Polish think tank analyzing Eastern Europe, Russia, and post-Soviet geopolitical trends

The Centre for Eastern Studies (Ośrodek Studiów Wschodnich im. Marka Karpia, OSW) is a Warsaw-based think tank that undertakes independent research on the political, economic and social situation in Central and Eastern Europe, Balkans, Caucasus and Central Asia.

The centre was founded in 1990 and is fully financed from the Polish state budget. In 2006 the centre was named in honour of its founder Marek Karp, who was killed in a car crash in 2004 by a Belarusian truck driver.

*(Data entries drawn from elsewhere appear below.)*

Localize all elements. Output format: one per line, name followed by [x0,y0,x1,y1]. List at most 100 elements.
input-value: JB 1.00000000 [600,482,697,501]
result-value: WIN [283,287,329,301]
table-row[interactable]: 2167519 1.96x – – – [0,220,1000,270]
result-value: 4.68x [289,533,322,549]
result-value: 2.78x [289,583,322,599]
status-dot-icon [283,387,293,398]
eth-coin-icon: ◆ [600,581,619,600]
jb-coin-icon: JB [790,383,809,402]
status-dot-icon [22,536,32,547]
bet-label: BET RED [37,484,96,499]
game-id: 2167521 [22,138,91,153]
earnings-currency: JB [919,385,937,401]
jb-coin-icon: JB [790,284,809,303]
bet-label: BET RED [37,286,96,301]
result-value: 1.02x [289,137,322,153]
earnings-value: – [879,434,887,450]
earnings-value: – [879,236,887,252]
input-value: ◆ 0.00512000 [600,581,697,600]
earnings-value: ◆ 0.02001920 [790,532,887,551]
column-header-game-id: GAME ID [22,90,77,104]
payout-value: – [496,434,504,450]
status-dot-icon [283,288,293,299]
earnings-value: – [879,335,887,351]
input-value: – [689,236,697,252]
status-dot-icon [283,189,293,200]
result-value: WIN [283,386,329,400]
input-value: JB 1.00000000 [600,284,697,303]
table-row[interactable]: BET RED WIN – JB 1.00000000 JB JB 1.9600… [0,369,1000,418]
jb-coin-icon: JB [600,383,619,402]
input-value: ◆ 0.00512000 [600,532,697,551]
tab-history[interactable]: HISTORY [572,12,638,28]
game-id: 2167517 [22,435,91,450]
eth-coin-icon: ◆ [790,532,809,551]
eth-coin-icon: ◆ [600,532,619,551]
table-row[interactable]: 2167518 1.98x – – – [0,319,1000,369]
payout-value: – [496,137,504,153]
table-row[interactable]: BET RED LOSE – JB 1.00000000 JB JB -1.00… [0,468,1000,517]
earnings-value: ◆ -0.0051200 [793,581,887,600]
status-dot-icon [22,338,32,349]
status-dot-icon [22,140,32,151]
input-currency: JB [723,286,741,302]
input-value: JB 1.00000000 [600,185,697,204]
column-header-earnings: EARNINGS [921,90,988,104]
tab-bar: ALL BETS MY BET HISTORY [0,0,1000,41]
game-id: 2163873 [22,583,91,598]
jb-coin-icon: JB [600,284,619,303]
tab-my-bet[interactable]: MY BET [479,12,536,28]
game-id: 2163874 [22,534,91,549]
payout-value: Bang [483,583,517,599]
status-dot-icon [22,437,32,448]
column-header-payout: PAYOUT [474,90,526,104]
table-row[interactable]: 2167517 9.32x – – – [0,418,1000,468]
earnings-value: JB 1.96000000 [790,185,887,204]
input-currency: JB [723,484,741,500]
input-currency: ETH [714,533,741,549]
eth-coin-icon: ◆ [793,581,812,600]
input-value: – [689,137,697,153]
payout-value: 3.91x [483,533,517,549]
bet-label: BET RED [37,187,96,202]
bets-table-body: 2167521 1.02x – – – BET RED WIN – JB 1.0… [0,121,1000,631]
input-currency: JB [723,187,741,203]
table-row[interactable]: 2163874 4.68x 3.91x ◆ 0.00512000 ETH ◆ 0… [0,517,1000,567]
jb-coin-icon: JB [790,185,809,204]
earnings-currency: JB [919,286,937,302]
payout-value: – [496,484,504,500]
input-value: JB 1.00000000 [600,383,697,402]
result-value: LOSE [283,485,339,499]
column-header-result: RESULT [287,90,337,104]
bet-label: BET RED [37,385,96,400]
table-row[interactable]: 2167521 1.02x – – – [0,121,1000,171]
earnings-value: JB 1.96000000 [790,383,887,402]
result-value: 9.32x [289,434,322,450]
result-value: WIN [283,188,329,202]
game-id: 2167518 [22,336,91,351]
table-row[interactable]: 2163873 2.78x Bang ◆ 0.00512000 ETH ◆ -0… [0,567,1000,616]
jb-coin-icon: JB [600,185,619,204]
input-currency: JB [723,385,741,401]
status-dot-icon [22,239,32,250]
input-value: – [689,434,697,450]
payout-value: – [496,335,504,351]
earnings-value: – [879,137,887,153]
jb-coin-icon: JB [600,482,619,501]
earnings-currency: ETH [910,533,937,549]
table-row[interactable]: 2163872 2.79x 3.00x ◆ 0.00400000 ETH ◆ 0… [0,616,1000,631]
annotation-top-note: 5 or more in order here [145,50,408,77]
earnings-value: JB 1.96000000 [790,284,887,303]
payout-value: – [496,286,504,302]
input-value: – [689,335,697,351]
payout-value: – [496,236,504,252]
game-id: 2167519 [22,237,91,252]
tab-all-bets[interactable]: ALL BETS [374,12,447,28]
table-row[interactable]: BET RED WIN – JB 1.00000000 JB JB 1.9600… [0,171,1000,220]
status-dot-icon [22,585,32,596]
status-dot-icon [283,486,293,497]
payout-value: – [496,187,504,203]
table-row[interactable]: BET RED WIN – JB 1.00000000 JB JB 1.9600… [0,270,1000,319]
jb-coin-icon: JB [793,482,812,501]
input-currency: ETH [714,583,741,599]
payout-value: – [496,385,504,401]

The OSW is one of the largest European Union's think tanks to focus its research on the part of Europe which until 1989 had been separated from the West by the Iron Curtain. In 2025, OSW had 394 publications, compared with a global average of 15; 110,000 followers on Twitter/X, compared with a global average of 20,000; and over 260,000 subscribers on YouTube, compared with a global average of 7,500.

The centre is particularly active in debates concerning the European Union's policy towards its Eastern neighbours (European Neighbourhood Policy, Eastern Partnership), challenges to energy security in Europe, as well as the political, social and economic transformation of countries neighbouring Poland.

== Staff and work groups ==
As of May 2026, OSW employs 87 staff members, 52 of whom are research fellows.

The centre's director is Wojciech Konończuk.

There are seven research units and a few single specialists (in energy policy and military aspects of international security), and their heads are:
- Russian Department - Marek Menkiszak
- Department for Belarus, Ukraine and Moldova - Tadeusz Iwański
- Department for Turkey, Caucasus and Central Asia - Karol Wasilewski
- Central European Department - PhD Andrzej Sadecki
- Department for Germany and Northern Europe - PhD Anna Kwiatkowska-Drożdż
- Security and Defence Department - Justyna Gotkowska
- China Department - Jakub Jakóbowski.

== Publications ==
Most of the OSW publications are available free of charge at the centre's web site, both in Polish and English (including "Analyses", "OSW Commentary", "OSW Studies" and "OSW Report").